4.3. Ephraim Moses Lilien, drawing ‘The Creation of Man’ (1902)

The poem Sephirah, subject of Chapter 4.2, was taken from Wiener’s anthology with English translations of Moris Rozenfeld’s Yiddish poems (1898). In 1902, the same anthology was released in a German translation, entitled Lieder des Ghetto, enriched with illustrations by Ephraim Moses Lilien (1874-1925). One of the poems is the 13-stanza Die Erschaffung des Menschen (“The Creation of Man”), which describes God’s creation of man as the last stage in His creation of the world. *Translation by Rose Pastor Stokes and Helena Frank (1914).

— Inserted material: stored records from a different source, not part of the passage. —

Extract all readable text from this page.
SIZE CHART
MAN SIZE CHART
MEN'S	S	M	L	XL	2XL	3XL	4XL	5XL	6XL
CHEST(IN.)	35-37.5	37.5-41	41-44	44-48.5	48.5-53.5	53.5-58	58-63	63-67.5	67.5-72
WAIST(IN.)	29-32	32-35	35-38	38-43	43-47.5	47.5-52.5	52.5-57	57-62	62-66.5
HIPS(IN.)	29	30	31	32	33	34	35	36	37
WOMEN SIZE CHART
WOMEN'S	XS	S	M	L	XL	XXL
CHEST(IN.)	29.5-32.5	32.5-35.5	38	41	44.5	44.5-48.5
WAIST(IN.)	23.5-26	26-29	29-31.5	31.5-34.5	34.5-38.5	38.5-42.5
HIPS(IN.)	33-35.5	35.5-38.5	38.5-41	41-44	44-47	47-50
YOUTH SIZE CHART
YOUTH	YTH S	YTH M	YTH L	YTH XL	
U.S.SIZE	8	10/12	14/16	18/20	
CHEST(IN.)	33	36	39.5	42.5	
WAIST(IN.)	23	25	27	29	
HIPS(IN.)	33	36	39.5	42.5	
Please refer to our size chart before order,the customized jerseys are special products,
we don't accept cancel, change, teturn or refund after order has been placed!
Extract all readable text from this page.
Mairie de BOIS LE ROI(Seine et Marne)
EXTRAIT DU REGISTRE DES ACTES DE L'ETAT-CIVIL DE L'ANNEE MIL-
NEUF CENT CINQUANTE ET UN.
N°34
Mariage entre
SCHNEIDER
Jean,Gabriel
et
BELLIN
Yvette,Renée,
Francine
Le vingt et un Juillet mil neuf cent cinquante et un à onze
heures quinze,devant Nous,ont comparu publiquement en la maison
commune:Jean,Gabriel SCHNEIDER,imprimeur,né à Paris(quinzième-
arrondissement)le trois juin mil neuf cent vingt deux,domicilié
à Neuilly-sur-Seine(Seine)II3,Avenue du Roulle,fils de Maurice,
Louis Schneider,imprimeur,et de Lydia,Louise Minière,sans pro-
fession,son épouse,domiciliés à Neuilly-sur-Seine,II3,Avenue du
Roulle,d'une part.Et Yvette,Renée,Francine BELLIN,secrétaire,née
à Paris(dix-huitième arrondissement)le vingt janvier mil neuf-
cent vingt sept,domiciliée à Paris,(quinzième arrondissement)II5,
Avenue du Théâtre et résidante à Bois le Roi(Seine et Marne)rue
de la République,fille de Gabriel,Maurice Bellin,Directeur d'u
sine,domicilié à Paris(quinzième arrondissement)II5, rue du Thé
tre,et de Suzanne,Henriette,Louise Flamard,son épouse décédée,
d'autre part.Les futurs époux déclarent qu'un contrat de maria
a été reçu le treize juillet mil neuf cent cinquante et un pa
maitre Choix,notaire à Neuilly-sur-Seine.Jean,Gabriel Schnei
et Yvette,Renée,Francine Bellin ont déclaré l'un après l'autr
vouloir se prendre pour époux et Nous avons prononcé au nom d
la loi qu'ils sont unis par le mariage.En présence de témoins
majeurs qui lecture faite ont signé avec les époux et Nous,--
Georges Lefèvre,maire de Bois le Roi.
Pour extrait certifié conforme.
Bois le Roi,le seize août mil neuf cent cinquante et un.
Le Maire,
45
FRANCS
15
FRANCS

[1] When the world was first created
By th’ all-wise Eternal One,
Asked he none for help or counsel,—
Simply spake, and it was done!

In contrast to Gen. 1:27, “perplexities arise” and therefore, God convenes His “winged Senate” to get their opinion. God’s plan, the creation of a ruler over the earth, the air and the sea, terrifies the Senate, because man could invade heaven. God acts on their advice and gives man no wings; however, in the final two stanzas of The Creation of Man, he makes an exception for the poet, the crown of His creation:

[12] One exception! for the poet,
For the singer, shall have wings;
He the gates of Heav’n shall enter,
Highest of created things.

[13] One I single from among ye,
One to watch the ages long,
Promptly to admit the poet
When he hears his holy song.

Notwithstanding the great difference in mood between this optimistic poem and the pessimistic Sephirah, the common ground is the idea of chosenness with regard to the Jewish people in Sephirah and to the poet in The Creation of Man. The difference in atmosphere and refinement between Rozenfeld’s naive poem and Lilien’s complicated drawing is remarkable. *Though contemporaries of Rozenfeld and Lilien may have had different opinions: the well-known writer Stefan Zweig stated in 1903, that “this deep unity, this tribal relationship of the artists, makes the Rosenfeld book [Lieder des Ghetto] culturally more valuable.” Quoted in Schmidt, The Art and Artists of the Fifth Zionist Congress, 1901 167. The naive content of the poem is enhanced by the rhythm – ᴗ/- ᴗ/- ᴗ/- ᴗ//- ᴗ/- ᴗ/- ᴗ/- of the alternating verses, which decays quickly into a drone. In the drawing, however, the symmetric rows of the five vertical flower stems on both the left and the right half of the drawing provide an interesting rhythm.
 

Lilien

Fig. 2. Ephraim Moses Lilien, The Creation of Man, print on paper. 19 x 28 cm.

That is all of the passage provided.